Il secondo aspetto, legato al primo, è che le violazioni promosse dal movimento NO TAV sono diventate, in virtù del riconoscimento e dell’autorevolezza che il movimento ha a livello nazionale, un esempio per un numero di gran lunga superiore di persone, di movimenti, di organismi. Ma i compagni intervenuti all’incontro hanno detto anche un’altra cosa: il movimento NO TAV non ha elaborato una linea unitaria in merito, si è comportato, come ha fatto sempre, in modo da non isolare chi ha scelto la via delle violazioni, ma non ha spinto nessuno a praticarla: “è una scelta individuale”, dicono. E’ chiaro che se oltre a spiegare le motivazioni e a rivendicare le violazioni, i “resistenti della Val Susa” chiamassero a seguire il loro esempio, il loro esempio non sarebbe più solo uno stimolo alla coscienza di coloro ai quali si rivolgono, ma una linea di condotta potenzialmente di massa: ogni “resistente”, ogni “ribelle”, avrebbe aperta una strada non più individuale, ma collettiva. Organizzare la disobbedienza e le violazioni alle leggi in modo il più collettivo possibile è passaggio di svolta in una fase e in un paese in cui esistono una miriade di iniziative di ribellione individuale, slegate fra loro. Un conto è che a “macchia di leopardo” si materializzino qua e la manifestazioni di ribellione, un altro conto è che si apra una strada per collegarle, organizzarle, concatenarle. Mentre il piccolo gruppo (il collettivo coeso ideologicamente, la Sezione o il circolo di un partito) ha possibilità di agire “come un solo uomo”, un movimento popolare non ce l’ha. Per un movimento conquistare questa possibilità equivale a fare un salto: diventare il centro autorevole della mobilitazione e dell’organizzazione delle masse popolari. Ciclicamente si presenta questa contraddizione per il movimento NO TAV che oggettivamente può fare questo salto, ma non ha ancora piena fiducia nelle sue possibilità (non è un critica, questa, ma uno stimolo a far valere la sua forza e a dispiegare pienamente le sue forze).

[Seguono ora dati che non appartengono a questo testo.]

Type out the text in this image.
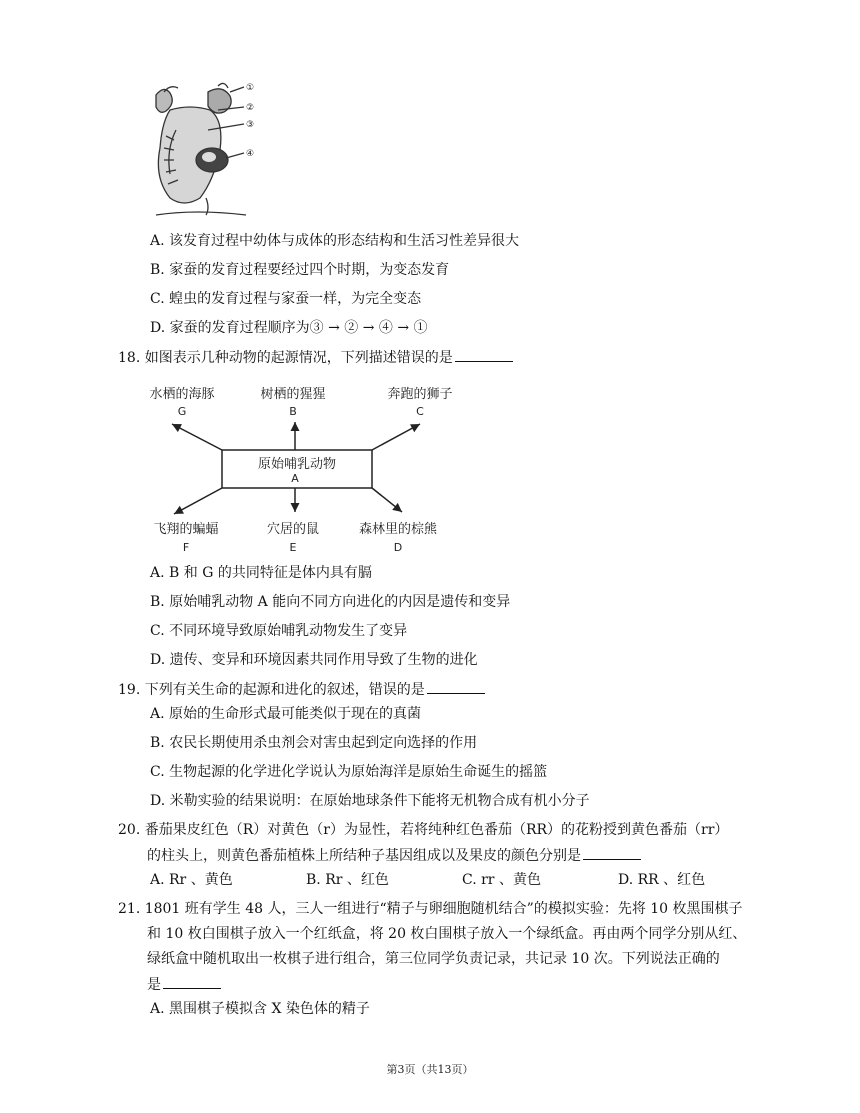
①
②
③
④
A. 该发育过程中幼体与成体的形态结构和生活习性差异很大
B. 家蚕的发育过程要经过四个时期，为变态发育
C. 蝗虫的发育过程与家蚕一样，为完全变态
D. 家蚕的发育过程顺序为③ → ② → ④ → ①
18. 如图表示几种动物的起源情况，下列描述错误的是
原始哺乳动物
A
水栖的海豚
G
树栖的猩猩
B
奔跑的狮子
C
飞翔的蝙蝠
F
穴居的鼠
E
森林里的棕熊
D
A. B 和 G 的共同特征是体内具有膈
B. 原始哺乳动物 A 能向不同方向进化的内因是遗传和变异
C. 不同环境导致原始哺乳动物发生了变异
D. 遗传、变异和环境因素共同作用导致了生物的进化
19. 下列有关生命的起源和进化的叙述，错误的是
A. 原始的生命形式最可能类似于现在的真菌
B. 农民长期使用杀虫剂会对害虫起到定向选择的作用
C. 生物起源的化学进化学说认为原始海洋是原始生命诞生的摇篮
D. 米勒实验的结果说明：在原始地球条件下能将无机物合成有机小分子
20. 番茄果皮红色（R）对黄色（r）为显性，若将纯种红色番茄（RR）的花粉授到黄色番茄（rr）
的柱头上，则黄色番茄植株上所结种子基因组成以及果皮的颜色分别是
A. Rr 、黄色	B. Rr 、红色	C. rr 、黄色	D. RR 、红色
21. 1801 班有学生 48 人，三人一组进行“精子与卵细胞随机结合”的模拟实验：先将 10 枚黑围棋子
和 10 枚白围棋子放入一个红纸盒，将 20 枚白围棋子放入一个绿纸盒。再由两个同学分别从红、
绿纸盒中随机取出一枚棋子进行组合，第三位同学负责记录，共记录 10 次。下列说法正确的
是
A. 黑围棋子模拟含 X 染色体的精子
第3页（共13页）
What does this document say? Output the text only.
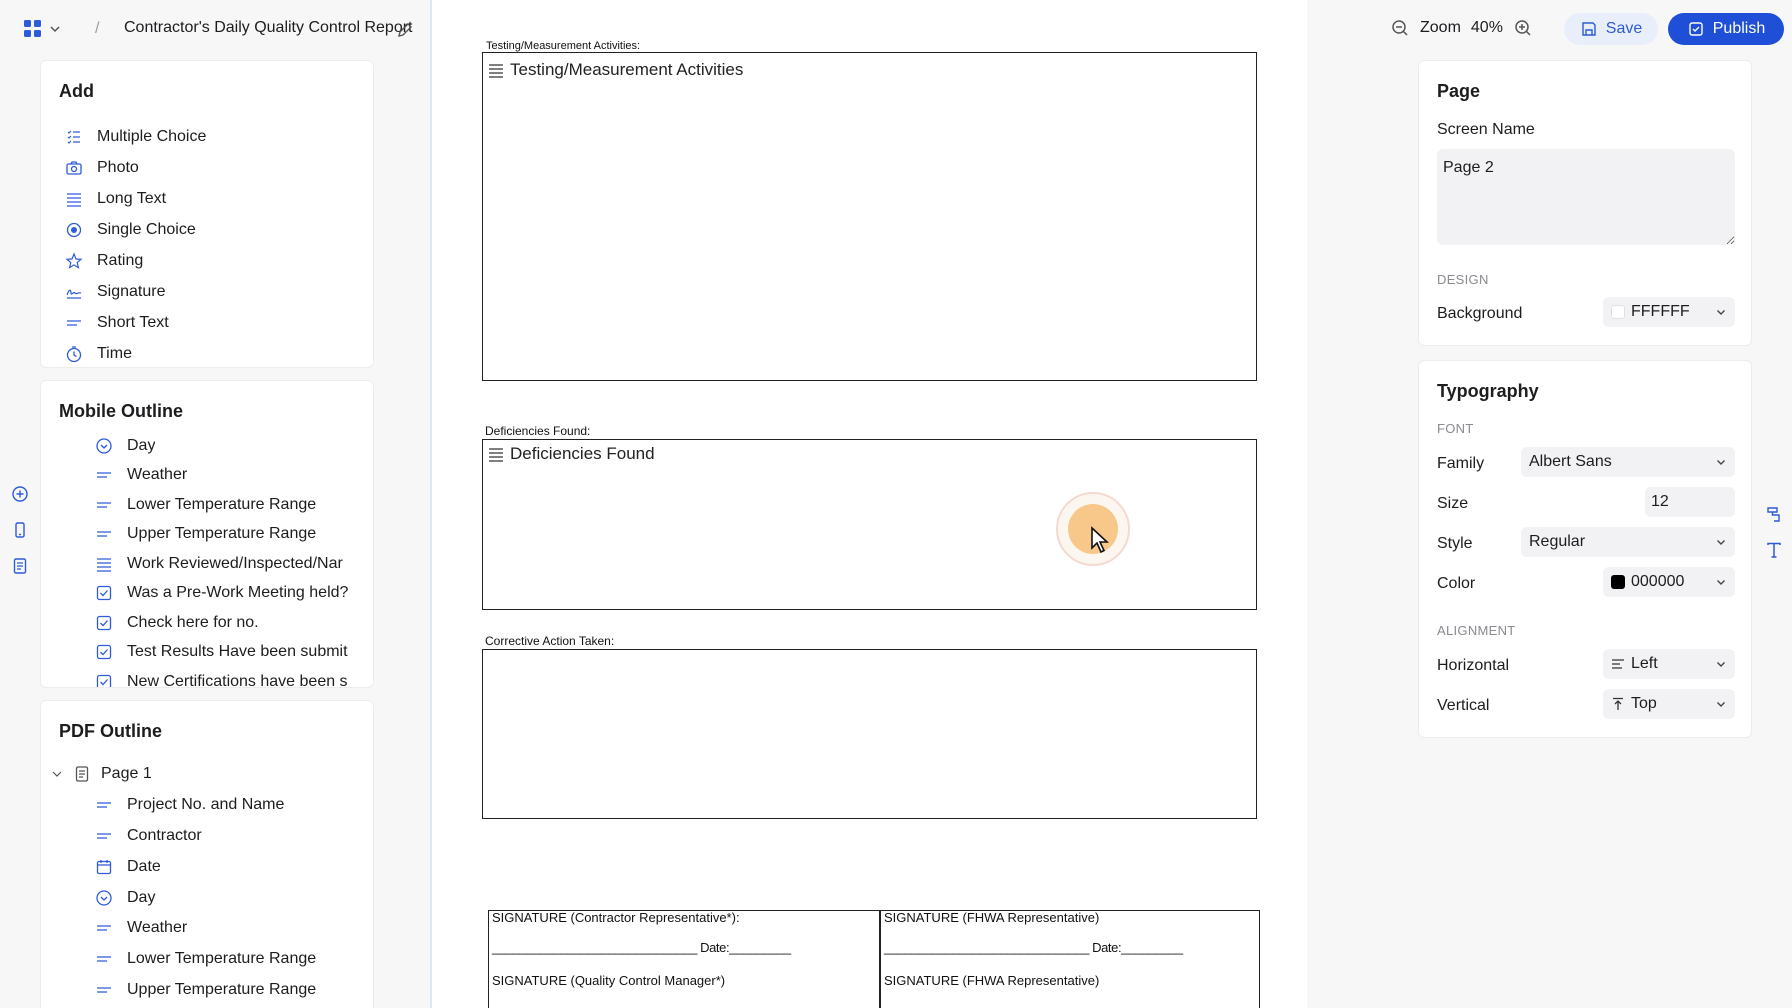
/ Contractor's Daily Quality Control Report	Zoom 40%	Save	Publish
Add
Multiple Choice
Photo
Long Text
Single Choice
Rating
Signature
Short Text
Time
Mobile Outline
Day
Weather
Lower Temperature Range
Upper Temperature Range
Work Reviewed/Inspected/Nar
Was a Pre-Work Meeting held?
Check here for no.
Test Results Have been submit
New Certifications have been s
PDF Outline
Page 1
Project No. and Name
Contractor
Date
Day
Weather
Lower Temperature Range
Upper Temperature Range
Testing/Measurement Activities:
Testing/Measurement Activities
Deficiencies Found:
Deficiencies Found
Corrective Action Taken:
SIGNATURE (Contractor Representative*):	SIGNATURE (FHWA Representative)
______________________________ Date:_________	______________________________ Date:_________
SIGNATURE (Quality Control Manager*)	SIGNATURE (FHWA Representative)
Page
Screen Name
Page 2
DESIGN
Background	FFFFFF
Typography
FONT
Family	Albert Sans
Size
12
Style	Regular
Color	000000
ALIGNMENT
Horizontal	Left
Vertical	Top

Il terzo aspetto è più che altro una riflessione generale che traiamo combinando quanto hanno detto i militanti NO TAV durante l’incontro alla Festa delle Riscossa Popolare con l’esito del processo (tutti assolti il 14 dicembre scorso) a carico dei compagni e delle compagne che nel 2009 promossero a Massa la mobilitazione contro le ronde razziste di Maroni e di quanti si attivarono in solidarietà con loro, contro la repressione (denunciati e rimandati a giudizio pure loro). Alla fine dei conti, l’unica cosa decisiva nella lotta contro la repressione è la capacità di legarsi con le masse popolari. Quanto più ogni attacco repressivo si trasforma da schieramento fra autorità e attivisti e militanti in schieramento fra autorità e masse popolari, tanto più le condizioni per vincere la singola battaglia e per combattere le altre diventano favorevoli.
In conclusione: i fatti dimostrano che maggiore è la decisione nell’assumere un ruolo per orientare la mobilitazione delle ampie masse, tanto maggiori sono i risultati, il seguito e la solidarietà che si raccolgono, più chiare le prospettive che si aprono e gli schieramenti che si creano.
Questo vale per le “piccole avanguardie”, questo vale su scala più ampia per i movimenti popolari.